I can’t help feeling that some of the considerations behind the ruling, as well as the current rise of more conservative, traditionalist agendas worldwide, are about a dream of returning to a simpler time when we ‘knew what was what’. It’s the past shouting at the future: ‘No, we don’t want to change. There’s safety in how it was.’ But we all know that the rigidly dominant status quo works for the few (almost always the heteronormative male) over the many. We’ve done that. We can only hope for change if we are willing to embrace difference.

 

I can’t speak to individual journeys of gender transformation here, which are often filled with desperation, rejection and loneliness. These stories need to be heard – but they are not my stories to tell. I can, though, speak to what I see all around me, which is a new generation coming through that have surveyed the landscape of their elders and gone: ‘No thanks, we don’t want any part in replicating what you’ve done before.’ They are speaking loudly and clearly: don’t define us by our gender; define us by looking at us individually. Take me for me. And I personally couldn’t adore the idealism behind this more. Yes, let’s not replicate what has gone before. It may be turbulent for a while, but let’s build a new landscape where each individual gets to decide for themselves where they fit in. If I have faced a frustrating lifetime of being defined and considered in relation to my breasts, why can’t they go: ‘No thanks, define me for me’? We get to choose.
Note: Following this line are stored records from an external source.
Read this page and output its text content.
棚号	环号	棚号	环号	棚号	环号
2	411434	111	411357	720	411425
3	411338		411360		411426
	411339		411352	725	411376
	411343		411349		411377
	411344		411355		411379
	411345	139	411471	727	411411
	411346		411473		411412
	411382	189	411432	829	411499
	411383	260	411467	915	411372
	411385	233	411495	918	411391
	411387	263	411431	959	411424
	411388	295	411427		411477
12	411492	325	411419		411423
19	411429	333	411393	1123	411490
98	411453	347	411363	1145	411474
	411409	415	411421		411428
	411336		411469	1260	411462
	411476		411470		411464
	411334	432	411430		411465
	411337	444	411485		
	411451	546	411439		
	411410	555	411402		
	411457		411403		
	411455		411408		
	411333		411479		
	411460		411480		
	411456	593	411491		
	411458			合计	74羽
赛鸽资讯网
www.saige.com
‘The Church of Our Becoming’, currently on view in Paris, is my artistic response to the UK Supreme Court ruling – a glass raised back at J.K. Rowling. In presenting thirteen gargantuan 3.5m portraits in the heart of Paris of people across a broad spectrum of gender definition – from those who are trans, non-binary, fluid, or not at all – this is my celebration of diversity and collective, as well as individual, becoming. It’s my pushback against the rising tide of conservatism and traditionalism, which defines beauty only within a very narrow band of heteronormative standards. No. Not for me. Here is beauty – here it is. And it lies in individual choices over our own bodies and in diversity.

 

‘The Church of Our Becoming’ isn’t a documentary project; it’s an artistic response to the questions of our day – and so I very deliberately haven’t deployed the tropes of a documentary practice. The images here are dreamy and searching for a connection between us all (and that includes the viewer). For this reason, they are shot with a military-grade thermal camera.
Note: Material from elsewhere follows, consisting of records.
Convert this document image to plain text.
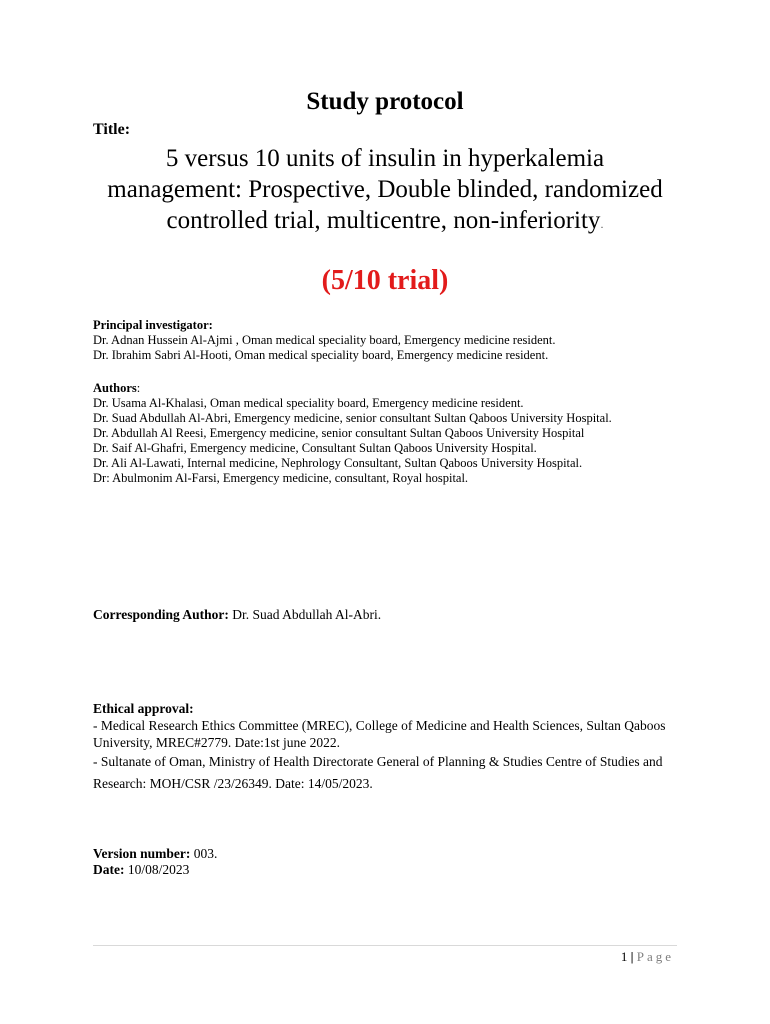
Study protocol
Title:

5 versus 10 units of insulin in hyperkalemia management: Prospective, Double blinded, randomized controlled trial, multicentre, non-inferiority.

(5/10 trial)
Principal investigator:
Dr. Adnan Hussein Al-Ajmi , Oman medical speciality board, Emergency medicine resident.
Dr. Ibrahim Sabri Al-Hooti, Oman medical speciality board, Emergency medicine resident.
Authors:
Dr. Usama Al-Khalasi, Oman medical speciality board, Emergency medicine resident.
Dr. Suad Abdullah Al-Abri, Emergency medicine, senior consultant Sultan Qaboos University Hospital.
Dr. Abdullah Al Reesi, Emergency medicine, senior consultant Sultan Qaboos University Hospital
Dr. Saif Al-Ghafri, Emergency medicine, Consultant Sultan Qaboos University Hospital.
Dr. Ali Al-Lawati, Internal medicine, Nephrology Consultant, Sultan Qaboos University Hospital.
Dr: Abulmonim Al-Farsi, Emergency medicine, consultant, Royal hospital.
Corresponding Author: Dr. Suad Abdullah Al-Abri.
Ethical approval:
- Medical Research Ethics Committee (MREC), College of Medicine and Health Sciences, Sultan Qaboos University, MREC#2779. Date:1st june 2022.
- Sultanate of Oman, Ministry of Health Directorate General of Planning & Studies Centre of Studies and Research: MOH/CSR /23/26349. Date: 14/05/2023.
Version number: 003.
Date: 10/08/2023
1 | Page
The ‘camera’ is hardly a camera at all, honestly, but a hi-tech heat-measuring surveillance device still predominantly used to enhance the capacities of law enforcement to monitor borders. I’ve been using them since 2010, when I first started to think of converting their dehumanising usage to one of compassion and commonality instead. I was working in the field of visual anthropology at the time and trying to tell my own story of migration and re- homing, but I’m still, to this day, obsessed with the way they can radically transform how we perceive the presence of bodies. The images ask of us to forget all that we’ve been taught about reading an image – and that seems to me to be incredibly apt for this project. In picking up heat rather than light, they emphasise our unique heat signatures and ground my concepts of equality in science. The body as heat, as energy, as shared animal fact: in that radiance, we stand equal.

 

The series also refers to Greek statuary and their enduring impact on the Western psyche. I proudly join a lineage of artists questioning their prevailing influence. While any reading of Greek sculpture must acknowledge its complexities and nuances, the idealised forms of the Classical Period – the heroic, virtuous, muscular male; the passive, sensual female – continue to cast a long shadow on our collective imagination. These archetypes, resurrected in the Renaissance and codified in Enlightenment thinking, persist in modern advertising, shaping a rather rigid Western concept of beauty and value across fashion and media, and creating a destructive binary for those operating outside its confines.

In referring to Greek statuary, my work here doesn’t reject classical form for the sake of it, but confronts its legacy. My aim in all the images is to open that narrow spectrum of what was once called ‘beautiful’ and ‘good’ and allow it to fracture: into bodies that glow, into identities that exist beyond language, into a vast, generous understanding of what it means to be human. In my world, we are endlessly becoming.